A force de coups de com' ratés, la politique de la poudre aux yeux ne bluffe plus personne


Macron, la crise du perlimpinpin
Emmanuel Macron lors des Assises des outre-mer, 28 juin 2018. SIPA. 00865895_000043

La poudre de perlimpinpin ne fonctionne plus: à force de coups de com’ ratés, la côte de popularité d’Emmanuel Macron ne cesse de sombrer…


Tandis que sa cote de popularité atteint son plus bas niveau depuis l’élection présidentielle, après une année d’exercice du pouvoir, Emmanuel Macron semble être entré dans une zone de turbulences et d’instabilité dont même ses thuriféraires médiatiques les plus zélés commencent à s’inquiéter.
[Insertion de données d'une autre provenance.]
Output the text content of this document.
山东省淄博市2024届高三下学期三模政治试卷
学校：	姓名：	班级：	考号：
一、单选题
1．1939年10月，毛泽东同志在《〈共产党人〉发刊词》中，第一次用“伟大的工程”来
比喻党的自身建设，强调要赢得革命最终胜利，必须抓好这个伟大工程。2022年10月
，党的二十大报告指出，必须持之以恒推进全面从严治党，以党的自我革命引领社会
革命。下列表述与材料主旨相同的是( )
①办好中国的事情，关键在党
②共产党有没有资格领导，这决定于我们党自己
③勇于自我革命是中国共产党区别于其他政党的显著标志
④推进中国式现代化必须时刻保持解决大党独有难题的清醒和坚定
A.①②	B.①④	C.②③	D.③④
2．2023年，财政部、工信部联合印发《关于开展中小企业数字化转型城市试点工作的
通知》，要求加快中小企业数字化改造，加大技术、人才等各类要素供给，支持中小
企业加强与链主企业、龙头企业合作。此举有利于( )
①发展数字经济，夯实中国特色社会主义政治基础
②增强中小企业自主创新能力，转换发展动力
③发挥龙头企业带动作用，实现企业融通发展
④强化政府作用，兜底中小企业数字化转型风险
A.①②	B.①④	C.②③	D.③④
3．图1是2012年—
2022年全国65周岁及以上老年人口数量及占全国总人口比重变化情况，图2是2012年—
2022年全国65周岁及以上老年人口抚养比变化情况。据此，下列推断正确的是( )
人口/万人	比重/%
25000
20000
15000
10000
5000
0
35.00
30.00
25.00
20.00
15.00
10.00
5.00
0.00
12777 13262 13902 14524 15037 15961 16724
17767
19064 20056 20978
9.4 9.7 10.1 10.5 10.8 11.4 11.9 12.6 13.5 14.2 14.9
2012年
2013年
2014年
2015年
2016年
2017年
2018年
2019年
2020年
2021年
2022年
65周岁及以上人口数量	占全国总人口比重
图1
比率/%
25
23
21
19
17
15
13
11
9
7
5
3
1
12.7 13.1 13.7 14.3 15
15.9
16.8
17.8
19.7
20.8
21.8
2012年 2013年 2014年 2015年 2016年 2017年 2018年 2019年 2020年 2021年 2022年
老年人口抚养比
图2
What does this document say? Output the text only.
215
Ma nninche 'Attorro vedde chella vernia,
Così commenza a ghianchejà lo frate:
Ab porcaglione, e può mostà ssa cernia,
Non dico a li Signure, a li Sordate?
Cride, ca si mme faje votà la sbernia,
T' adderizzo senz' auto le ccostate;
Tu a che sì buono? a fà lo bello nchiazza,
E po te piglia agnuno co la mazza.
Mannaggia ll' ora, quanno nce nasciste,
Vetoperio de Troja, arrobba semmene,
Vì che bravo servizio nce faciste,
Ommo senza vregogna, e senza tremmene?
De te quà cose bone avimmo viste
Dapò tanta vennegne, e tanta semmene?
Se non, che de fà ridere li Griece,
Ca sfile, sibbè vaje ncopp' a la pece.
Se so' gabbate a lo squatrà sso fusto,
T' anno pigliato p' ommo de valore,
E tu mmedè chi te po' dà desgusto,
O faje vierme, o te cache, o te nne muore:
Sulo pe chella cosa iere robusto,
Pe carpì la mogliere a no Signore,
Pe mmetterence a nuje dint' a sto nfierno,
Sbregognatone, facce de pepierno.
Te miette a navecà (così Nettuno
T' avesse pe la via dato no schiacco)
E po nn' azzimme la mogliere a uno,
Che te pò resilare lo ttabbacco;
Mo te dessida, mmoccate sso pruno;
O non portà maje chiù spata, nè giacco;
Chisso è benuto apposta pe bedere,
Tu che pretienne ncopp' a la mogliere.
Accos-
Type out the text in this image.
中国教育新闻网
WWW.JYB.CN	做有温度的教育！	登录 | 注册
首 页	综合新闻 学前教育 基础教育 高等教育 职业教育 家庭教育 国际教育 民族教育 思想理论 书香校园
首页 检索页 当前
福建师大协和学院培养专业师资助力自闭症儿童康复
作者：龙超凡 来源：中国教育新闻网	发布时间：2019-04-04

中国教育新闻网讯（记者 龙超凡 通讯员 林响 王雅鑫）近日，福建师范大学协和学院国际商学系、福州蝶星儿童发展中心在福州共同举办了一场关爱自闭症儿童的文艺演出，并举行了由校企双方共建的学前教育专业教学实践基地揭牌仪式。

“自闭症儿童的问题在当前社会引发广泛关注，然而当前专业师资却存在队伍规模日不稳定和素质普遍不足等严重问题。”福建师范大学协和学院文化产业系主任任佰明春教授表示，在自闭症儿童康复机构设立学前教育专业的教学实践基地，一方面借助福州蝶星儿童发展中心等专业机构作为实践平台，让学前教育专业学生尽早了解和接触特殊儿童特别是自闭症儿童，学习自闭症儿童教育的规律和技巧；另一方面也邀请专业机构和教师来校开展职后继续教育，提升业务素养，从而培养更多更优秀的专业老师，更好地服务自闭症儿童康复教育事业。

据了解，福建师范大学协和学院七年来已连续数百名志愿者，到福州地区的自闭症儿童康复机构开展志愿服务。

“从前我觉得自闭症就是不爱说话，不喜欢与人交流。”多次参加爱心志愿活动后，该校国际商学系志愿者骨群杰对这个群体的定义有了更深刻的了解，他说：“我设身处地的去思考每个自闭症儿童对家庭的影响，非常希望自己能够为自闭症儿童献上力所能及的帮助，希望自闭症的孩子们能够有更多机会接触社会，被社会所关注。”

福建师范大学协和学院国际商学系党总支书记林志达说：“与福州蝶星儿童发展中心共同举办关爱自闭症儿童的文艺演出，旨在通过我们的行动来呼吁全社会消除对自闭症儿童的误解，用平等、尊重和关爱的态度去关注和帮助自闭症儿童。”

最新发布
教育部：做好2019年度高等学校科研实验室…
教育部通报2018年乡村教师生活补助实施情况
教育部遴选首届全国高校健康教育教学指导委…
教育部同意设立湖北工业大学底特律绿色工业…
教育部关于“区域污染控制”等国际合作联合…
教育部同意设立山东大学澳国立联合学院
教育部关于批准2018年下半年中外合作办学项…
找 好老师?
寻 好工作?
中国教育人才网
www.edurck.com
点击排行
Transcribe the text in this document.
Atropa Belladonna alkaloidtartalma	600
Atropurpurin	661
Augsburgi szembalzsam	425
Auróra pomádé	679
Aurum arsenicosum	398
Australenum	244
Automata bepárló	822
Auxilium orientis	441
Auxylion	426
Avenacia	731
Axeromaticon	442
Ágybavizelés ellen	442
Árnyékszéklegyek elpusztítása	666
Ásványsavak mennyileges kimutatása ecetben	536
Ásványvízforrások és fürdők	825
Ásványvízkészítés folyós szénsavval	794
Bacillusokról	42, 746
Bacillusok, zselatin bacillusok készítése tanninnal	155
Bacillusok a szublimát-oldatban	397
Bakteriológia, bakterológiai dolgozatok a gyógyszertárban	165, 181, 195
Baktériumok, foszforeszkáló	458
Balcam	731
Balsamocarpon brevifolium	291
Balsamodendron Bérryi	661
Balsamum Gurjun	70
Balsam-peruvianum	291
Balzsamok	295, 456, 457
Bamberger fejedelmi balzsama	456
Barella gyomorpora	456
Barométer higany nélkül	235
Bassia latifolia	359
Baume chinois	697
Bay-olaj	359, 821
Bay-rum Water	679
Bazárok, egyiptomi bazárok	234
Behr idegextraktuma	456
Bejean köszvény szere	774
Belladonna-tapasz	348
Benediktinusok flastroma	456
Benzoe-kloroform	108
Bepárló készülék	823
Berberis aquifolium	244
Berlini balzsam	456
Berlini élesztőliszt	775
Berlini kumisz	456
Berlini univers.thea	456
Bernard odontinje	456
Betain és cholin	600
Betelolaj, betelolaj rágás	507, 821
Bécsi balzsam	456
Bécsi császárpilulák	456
Indépendamment de la fin mécanique du fameux état de grâce consécutif à une élection – et que les esprits mauvais animés de passions tristes guettent toujours en se léchant les babines voire précipitent à l’usure par quelque besogne de soutiers – il semble que la séquence présidentielle actuelle, calamiteuse sur bien des points, soit d’une autre nature.

Macron, la crise de l’enfant-roi

Cette crise de gouvernance s’explique par trois principaux facteurs qui se complètent et se renforcent mutuellement : une crise de la communication spécifiquement macronienne, une crise plus large et salutaire de la communication érigée en mode de gouvernance, et enfin une crise politique majeure du logiciel macronien.

Tout d’abord donc, un emballement immaîtrisé de la communication élyséenne sur fond de dancefloor sans queue ni tête (si l’on peut dire…). Les idées juteuses et punchy de Sibeth Ndiaye, l’ancienne socialiste nourrie au bon lait formateur et formaté de l’UNEF, ne semblent plus faire recette, même si l’on ne peut pas en déduire pour autant que « la meuf » soit « complètement dead ».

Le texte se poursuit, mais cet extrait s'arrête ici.